I processed for a few days before I was able to respond. My heart was broken for everyone involved. I love them all and grieve deeply for their many losses. I look for the “new things” in all this. I wasn’t sure what to say that would help. So, I spoke from my heart, what I know to be true.

“I don’t know that the “terror” you feel is anything abnormal. It may be that any kind of great, traumatic change brings up the F cubed instinct, (fight, flight, freeze). You are brave. You always have been brave. I am trying to remember back when I was finally forced into coming to grips with the choice, my choice, that my earthly existence was to be alone, without a significant other, partner, spouse (whatever the culture calls them now). It wasn’t easy. And I think I originally kind of railed against that reality. It was hard to grab hold of the idea that Jesus is going to have to prove that he is really enough. He is, that’s true enough. But, as amazing and surprising as he is, I don’t feel him physically hold me at night. I don’t get to throw my day at him while we grill out together. He’s not there to nuke a can of chicken noodle soup when I’m sick. We don’t laugh till we cry over the goofy stuff the dogs or mutual friends get into. I do talk to him all the time though, and hope an answer or response will be “felt.” I do hear him. Very clearly. So, I think, even if it’s occasionally been a bit unconscious on my part, I’ve been forced to look deeper, seek Him on a soul leve more intimately, purposefully plan out time to spend with him.  Sometimes, that rationale doesn’t make living alone any easier. but, sometimes it does. Everything is a season. That is pretty much my mantra nowadays. I can look back and safely say that every circumstance, experience, crisis, crisis of faith, broken promise, need, failure, decision, right or wrong has somehow always managed to come to an acceptable resolution. Not always, very rarely in fact, the perceived purpose I would have chosen. But, in hindsight, always right. And I’m still standing. Leaning into the almost constant winds of change has made my roots stronger, me more durable and bendable, resilient. It’s all, everything, just another season. And somehow it works out. And sometimes, at night, when I turn out the lamp and crawl under the covers, if I look really hard, I catch a glimpse of his eyes.”

Leah wrote back: “Some of it has been brave and some of it has not been brave. Some of it has been a lack of trusting God! Yet even when I didn’t trust God the way he asked me too, He was still watching and waiting and guiding and covering and all consumingly loving me; all in the midst of my disbelief and my belief!!  That is an amazing God!! I hung out with Sam today and though he won’t recall the words I read to him from your message, in that moment, that pivotal, powerful moment, he said, as I read, ‘I catch a glimpse of His eyes,’ he said ‘oh wow, I can just be still , finally,  and focus and reflect on that.’ He got it!  And it was powerful to him!! Thank you for creating a powerful moment for me.
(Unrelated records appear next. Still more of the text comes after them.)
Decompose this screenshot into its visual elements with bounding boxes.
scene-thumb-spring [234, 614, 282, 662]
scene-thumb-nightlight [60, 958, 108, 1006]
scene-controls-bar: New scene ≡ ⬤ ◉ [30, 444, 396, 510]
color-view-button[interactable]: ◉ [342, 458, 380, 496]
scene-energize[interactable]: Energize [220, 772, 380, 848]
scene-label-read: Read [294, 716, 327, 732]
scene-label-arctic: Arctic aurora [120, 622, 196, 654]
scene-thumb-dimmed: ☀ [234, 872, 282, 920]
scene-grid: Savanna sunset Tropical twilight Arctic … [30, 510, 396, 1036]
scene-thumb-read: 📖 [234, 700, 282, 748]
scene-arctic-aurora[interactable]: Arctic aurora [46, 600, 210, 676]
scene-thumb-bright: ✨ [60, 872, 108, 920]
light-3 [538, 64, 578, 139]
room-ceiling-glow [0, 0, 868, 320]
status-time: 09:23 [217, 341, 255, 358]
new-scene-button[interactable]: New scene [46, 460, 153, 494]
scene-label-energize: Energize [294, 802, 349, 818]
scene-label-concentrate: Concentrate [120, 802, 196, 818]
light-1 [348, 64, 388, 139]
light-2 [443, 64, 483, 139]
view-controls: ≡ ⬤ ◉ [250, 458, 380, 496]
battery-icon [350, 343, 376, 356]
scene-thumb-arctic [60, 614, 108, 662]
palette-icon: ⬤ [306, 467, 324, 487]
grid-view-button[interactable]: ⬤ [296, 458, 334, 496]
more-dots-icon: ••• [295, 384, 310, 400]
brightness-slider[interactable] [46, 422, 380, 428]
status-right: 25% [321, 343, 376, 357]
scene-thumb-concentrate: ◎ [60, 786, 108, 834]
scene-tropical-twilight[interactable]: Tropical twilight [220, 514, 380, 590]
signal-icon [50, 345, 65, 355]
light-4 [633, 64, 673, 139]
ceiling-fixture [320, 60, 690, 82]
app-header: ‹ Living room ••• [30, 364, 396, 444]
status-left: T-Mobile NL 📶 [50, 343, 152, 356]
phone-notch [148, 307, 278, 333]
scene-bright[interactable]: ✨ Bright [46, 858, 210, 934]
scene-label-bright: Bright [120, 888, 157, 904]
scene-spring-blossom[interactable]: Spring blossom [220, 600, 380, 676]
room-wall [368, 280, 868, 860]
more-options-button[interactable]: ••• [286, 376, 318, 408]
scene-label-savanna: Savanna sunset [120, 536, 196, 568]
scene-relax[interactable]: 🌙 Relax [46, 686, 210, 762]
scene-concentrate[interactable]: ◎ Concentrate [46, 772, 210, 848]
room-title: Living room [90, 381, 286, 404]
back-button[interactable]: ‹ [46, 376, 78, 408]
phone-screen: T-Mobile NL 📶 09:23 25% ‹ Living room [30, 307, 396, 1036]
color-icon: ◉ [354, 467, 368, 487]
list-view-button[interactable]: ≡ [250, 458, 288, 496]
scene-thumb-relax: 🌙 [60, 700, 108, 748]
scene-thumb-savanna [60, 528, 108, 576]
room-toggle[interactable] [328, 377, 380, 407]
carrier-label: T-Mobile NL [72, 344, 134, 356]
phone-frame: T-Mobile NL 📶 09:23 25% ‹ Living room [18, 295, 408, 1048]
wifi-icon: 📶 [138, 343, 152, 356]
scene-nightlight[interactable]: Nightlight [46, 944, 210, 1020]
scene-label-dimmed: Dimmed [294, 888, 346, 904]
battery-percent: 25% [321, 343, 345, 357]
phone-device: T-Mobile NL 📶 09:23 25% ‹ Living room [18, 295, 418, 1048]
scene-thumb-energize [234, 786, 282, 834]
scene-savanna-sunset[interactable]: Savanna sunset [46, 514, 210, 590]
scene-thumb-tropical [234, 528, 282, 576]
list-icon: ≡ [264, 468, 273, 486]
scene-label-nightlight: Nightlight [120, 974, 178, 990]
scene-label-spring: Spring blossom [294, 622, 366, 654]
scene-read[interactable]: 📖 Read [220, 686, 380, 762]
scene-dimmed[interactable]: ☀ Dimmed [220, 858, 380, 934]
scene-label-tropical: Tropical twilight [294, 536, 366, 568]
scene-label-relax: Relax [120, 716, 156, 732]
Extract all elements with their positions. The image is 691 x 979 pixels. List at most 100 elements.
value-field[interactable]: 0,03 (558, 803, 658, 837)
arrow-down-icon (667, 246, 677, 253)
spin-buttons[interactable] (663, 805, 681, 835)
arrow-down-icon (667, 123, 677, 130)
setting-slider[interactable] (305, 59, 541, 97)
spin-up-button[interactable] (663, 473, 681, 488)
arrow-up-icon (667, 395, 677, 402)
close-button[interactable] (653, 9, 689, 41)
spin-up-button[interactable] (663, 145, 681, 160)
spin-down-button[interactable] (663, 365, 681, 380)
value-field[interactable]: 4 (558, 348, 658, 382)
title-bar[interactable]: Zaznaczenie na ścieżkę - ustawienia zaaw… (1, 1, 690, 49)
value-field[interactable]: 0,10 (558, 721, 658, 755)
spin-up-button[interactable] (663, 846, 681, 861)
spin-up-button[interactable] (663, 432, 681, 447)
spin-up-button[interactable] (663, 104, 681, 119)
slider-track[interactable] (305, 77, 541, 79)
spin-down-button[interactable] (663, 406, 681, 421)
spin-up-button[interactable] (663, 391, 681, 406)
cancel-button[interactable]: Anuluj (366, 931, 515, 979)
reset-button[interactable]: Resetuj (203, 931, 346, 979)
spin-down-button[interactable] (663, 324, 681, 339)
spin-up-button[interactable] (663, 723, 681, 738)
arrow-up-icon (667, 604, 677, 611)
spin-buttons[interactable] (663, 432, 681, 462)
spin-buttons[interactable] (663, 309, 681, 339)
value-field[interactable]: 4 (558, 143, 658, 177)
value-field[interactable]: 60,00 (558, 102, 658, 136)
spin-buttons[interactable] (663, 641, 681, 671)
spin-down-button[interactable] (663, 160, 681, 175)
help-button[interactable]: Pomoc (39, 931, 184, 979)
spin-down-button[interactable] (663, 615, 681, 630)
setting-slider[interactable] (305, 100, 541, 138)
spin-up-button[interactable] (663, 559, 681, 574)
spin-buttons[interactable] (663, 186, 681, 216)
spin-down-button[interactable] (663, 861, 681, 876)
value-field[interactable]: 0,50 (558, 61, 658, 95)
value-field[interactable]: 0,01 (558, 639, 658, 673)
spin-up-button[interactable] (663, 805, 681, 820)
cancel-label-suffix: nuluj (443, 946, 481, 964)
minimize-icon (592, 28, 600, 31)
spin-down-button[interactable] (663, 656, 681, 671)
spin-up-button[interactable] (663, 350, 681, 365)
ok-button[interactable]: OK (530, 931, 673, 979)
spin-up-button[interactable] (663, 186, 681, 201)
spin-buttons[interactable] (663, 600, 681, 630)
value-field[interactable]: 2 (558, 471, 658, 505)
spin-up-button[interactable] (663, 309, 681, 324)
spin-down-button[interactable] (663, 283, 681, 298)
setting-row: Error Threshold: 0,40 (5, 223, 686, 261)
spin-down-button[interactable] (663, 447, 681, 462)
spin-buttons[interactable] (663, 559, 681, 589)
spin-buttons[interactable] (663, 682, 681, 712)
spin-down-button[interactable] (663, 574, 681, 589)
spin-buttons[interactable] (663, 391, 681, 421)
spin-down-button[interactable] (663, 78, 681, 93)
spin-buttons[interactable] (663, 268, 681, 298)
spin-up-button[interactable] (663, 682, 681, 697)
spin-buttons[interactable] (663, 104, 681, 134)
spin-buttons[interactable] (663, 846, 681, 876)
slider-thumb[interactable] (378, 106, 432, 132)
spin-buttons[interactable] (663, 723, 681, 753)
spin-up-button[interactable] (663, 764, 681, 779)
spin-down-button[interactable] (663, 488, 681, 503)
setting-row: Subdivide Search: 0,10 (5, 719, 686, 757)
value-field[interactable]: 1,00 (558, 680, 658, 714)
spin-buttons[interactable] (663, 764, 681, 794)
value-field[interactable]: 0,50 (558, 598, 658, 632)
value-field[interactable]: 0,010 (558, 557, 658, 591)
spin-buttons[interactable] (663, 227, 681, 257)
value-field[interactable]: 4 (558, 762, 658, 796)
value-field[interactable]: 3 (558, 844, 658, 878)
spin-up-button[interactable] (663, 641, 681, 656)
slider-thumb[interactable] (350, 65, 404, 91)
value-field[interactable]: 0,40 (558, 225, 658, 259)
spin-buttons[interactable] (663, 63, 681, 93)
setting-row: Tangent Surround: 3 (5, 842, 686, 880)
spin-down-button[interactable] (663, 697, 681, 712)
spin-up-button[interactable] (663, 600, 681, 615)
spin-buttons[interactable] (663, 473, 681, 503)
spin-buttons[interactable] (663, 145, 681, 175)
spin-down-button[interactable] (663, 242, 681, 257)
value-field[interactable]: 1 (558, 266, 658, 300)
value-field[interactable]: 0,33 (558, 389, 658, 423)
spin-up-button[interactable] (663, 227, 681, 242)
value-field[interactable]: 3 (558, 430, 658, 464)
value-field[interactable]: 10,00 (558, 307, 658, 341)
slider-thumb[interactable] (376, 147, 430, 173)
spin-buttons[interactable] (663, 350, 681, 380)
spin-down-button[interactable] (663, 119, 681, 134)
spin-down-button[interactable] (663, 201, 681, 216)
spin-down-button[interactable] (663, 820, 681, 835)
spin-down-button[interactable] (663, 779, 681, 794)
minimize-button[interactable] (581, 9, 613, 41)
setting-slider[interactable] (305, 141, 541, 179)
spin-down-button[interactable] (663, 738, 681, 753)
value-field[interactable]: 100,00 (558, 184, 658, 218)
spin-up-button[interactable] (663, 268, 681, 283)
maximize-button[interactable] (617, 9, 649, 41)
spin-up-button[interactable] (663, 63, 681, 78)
Thank you for creating a powerful moment for Sam; Thank you for creating a powerful moment for all of  us together!!!”

How do we get through and survive the “anfractuosity” of this life? Jesus is ahead of us, peering with perfect precision around the next curve, the next bend, preparing the way. And we get through it together. The “powerful moments for all of us together.”

May his grace be evident with every turn, every bend, every curve you navigate.

And may the anfractuosity of your life be “all new things.”


Comments

( One Comment )

Reba Sloan says:

Once again, Tim … thank you for being a vessel of God’s Holy Spirit to encourage & enlighten your brothers & sisters in Jesus!